What Does Arab Comics Culture Look Like?

Yesterday at Brown University, scholars and artists met for an afternoon symposium about “Arab Comics: 90 Years of Popular Visual Culture”:
In Nadim Damluji’s presentation — “The Violence of Localizing Western Comics for Arab Children” — he began with a slide boiling down recognizably (North) American, European, and Japanese comics. There might well have been a fourth slot on the slide with “Arab” and a question mark over it.
Damluji said that when he first began investigating Arabic comics, he saw two distinct periods in production: An early period where distinctly Arab comics were being produced and a shift in the 1960s to translated works. Damluji said that his view has changed, and that he nows sees an exchange between Arab and translated comics, noting for instance a “resistance in translation” when it came to Samir’s translation of racist moments in Tintin. But he still said that we “can’t escape the fact that American comics may have pre-empted a wholly Arab form of comics.”
After Damluji, Lina Ghaibeh spoke about an element that’s unfortunately central to many Arab comics for children: “Propaganda in Comics in the Arab World: From Nationalism To Religious Radicalism.” Ghaibeh also gave a similar talk last year, which is available on YouTube, following a path from nationalist propaganda in state-sponsored comics to religious propaganda in privately-sponsored comics by bother Christian and Muslim groups.

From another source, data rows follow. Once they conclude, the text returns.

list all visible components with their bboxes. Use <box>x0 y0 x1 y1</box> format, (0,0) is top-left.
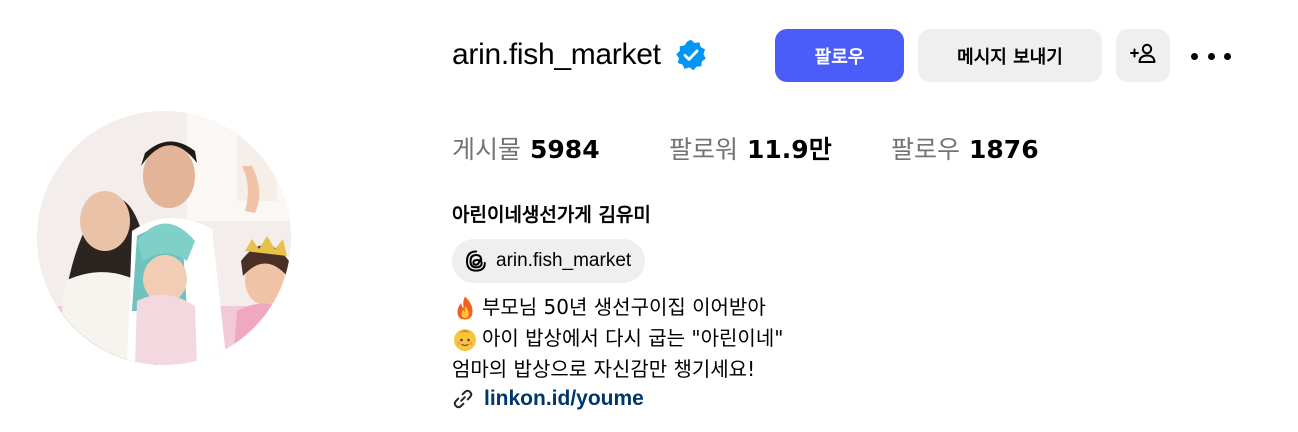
threads-handle: arin.fish_market <box>496 250 632 271</box>
baby-emoji-icon <box>452 326 478 352</box>
profile-link[interactable]: linkon.id/youme <box>452 384 644 414</box>
verified-badge-icon <box>675 39 707 71</box>
follow-button[interactable]: 팔로우 <box>775 29 904 82</box>
add-user-button[interactable] <box>1116 29 1170 82</box>
bio-text-line-1: 부모님 50년 생선구이집 이어받아 <box>482 295 766 319</box>
posts-count: 5984 <box>530 135 600 164</box>
bio-text-line-2: 아이 밥상에서 다시 굽는 "아린이네" <box>482 326 784 350</box>
link-icon <box>452 388 474 410</box>
fire-emoji-icon <box>452 295 478 321</box>
posts-stat[interactable]: 게시물 5984 <box>452 130 669 166</box>
bio-line-2: 아이 밥상에서 다시 굽는 "아린이네" <box>452 323 783 354</box>
followers-count: 11.9만 <box>747 135 832 164</box>
bio-line-1: 부모님 50년 생선구이집 이어받아 <box>452 292 783 323</box>
profile-full-name: 아린이네생선가게 김유미 <box>452 204 651 226</box>
add-user-icon <box>1129 42 1157 69</box>
threads-icon <box>464 249 488 273</box>
followers-label: 팔로워 <box>669 135 739 164</box>
profile-avatar[interactable] <box>37 111 291 365</box>
username: arin.fish_market <box>452 38 661 71</box>
more-options-icon[interactable] <box>1191 44 1231 68</box>
profile-stats: 게시물 5984 팔로워 11.9만 팔로우 1876 <box>452 130 1039 166</box>
bio-text-line-3: 엄마의 밥상으로 자신감만 챙기세요! <box>452 357 756 381</box>
send-message-button[interactable]: 메시지 보내기 <box>918 29 1102 82</box>
following-label: 팔로우 <box>891 135 961 164</box>
profile-bio: 부모님 50년 생선구이집 이어받아 아이 밥상에서 다시 굽는 "아린이네" … <box>452 292 783 385</box>
profile-link-text: linkon.id/youme <box>484 387 644 410</box>
username-row: arin.fish_market <box>452 28 707 82</box>
following-stat[interactable]: 팔로우 1876 <box>891 130 1039 166</box>
bio-line-3: 엄마의 밥상으로 자신감만 챙기세요! <box>452 354 783 385</box>
followers-stat[interactable]: 팔로워 11.9만 <box>669 130 891 166</box>
threads-badge[interactable]: arin.fish_market <box>452 239 646 283</box>
following-count: 1876 <box>969 135 1039 164</box>
posts-label: 게시물 <box>452 135 522 164</box>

Although Arabic children’s comics began with fantasy story lines, by the 1960s and 1970s, “The idea of Arab nationalism affected every aspect of the comics,” including, Ghaibeh said, the choice of Modern Standard Arabic over a colloquial. In a more recent Jordanian Islamic comic, the “bad guys” spoke colloquial while the “good guys” used a classical Arabic.

Through the middle of the twentieth century, Arabic comics developed an immense popularity. Aware of that, Ghaibeh said, “Syria went as far as banning all comics other than their own comic, Osama.” Other comics had to be smuggled in from Lebanon.

Many Arab dictators also had comics created to celebrate their rule, including the fictionalized Saddam story at right.

Religious organizations saw the utility of comics and also began to sponsor their own. Ghaibeh showed a Maronite comic from Lebanon, as well as a number of Islamic comics from different places on the spectrum, all the way to comics that celebrated suicide bombings.

The era of the state-run comic is now over, Ghaibeh said, with the market now shifting toward independent comics of different kinds. Arabic comics magazines of the past have been reduced to mediocrity, she said. You can really see a decline of state-run children’s magazines.

So what is an Arab comic?

Lebanese comic artists Fadi Baki, one of the founders of the iconic Samandal magazine, and comics artist Fouad Mezher were also at Brown to discuss their work. Interestingly, Baki said that, “Comics in the Middle East happen in spurts; there isn’t this continuous history” as can be found in other comics traditions. What’s more, a Lebanese comic is not an Egyptian comic, nor an Algerian comic. As Ghaibeh pointed out, different countries were influenced by different traditions. Syrians, for instance, were more influenced by Russians, while Lebanese and Algerians more by French comic artists.


Censorship was raised during Baki’s talk. “There is censorship, and it’s something that we’re always worried about…and something that’s hard to talk about.”

Samandal generally avoided sex, Baki said. When they did get in trouble with the censor, they were surprised at what a trivial comment about religion it was.

After the talks, Elias Muhanna suggested that, “In Lebanon, we don’t have this issue with tremendous state censorship, because we don’t have this tremendous state.” Baki responded that. “Censorship is not even coming from the state sometimes. There is this fear..how will they react to a comic?” And, on Twitter, Lebanese literary agent Yasmina Jraissati wrote that “censorship often comes from publishers worried of not being able to sell on other markets, or from authors themselves.”

Baki again: “The state is not necessarily there as a singular state. Instead what you have is sort of anarchy and anyone who has any sort of power will shut you down. So you don’t know where you stand.”

Another thread in the discussion was whether an Arab comic written in French or English was still an Arab comic. In the end, there was no singular representation of what it meant to be an Arab comic, although hope that the Internet has allowed Arab comic artists to “see each other,” and possibly to move forward on different, organic comics styles.

Meanwhile, Egyptian cartoonists spoke to Ahram Online “about truth, utopia and self-censorship.”

“You start thinking of the repercussions of what you draw,” Mohamed Tawfiq, one of the founders of the comic magazine TokTok, told Ahram Online. Tawfiq pointed to the period between Jan. 25 2011 and the end of 2012 as the “richest period” for non-self-censored creativity.

“Exercising self-censorship is not a healthy habit,” Doaa al-Adl told the newspaper, while also saying that, at the current time, “she thinks for long bouts before she draws.”

Also, Egyptian Minister of Culture Gaber Asfour on why Egyptian censorship is the best censorship, among other things.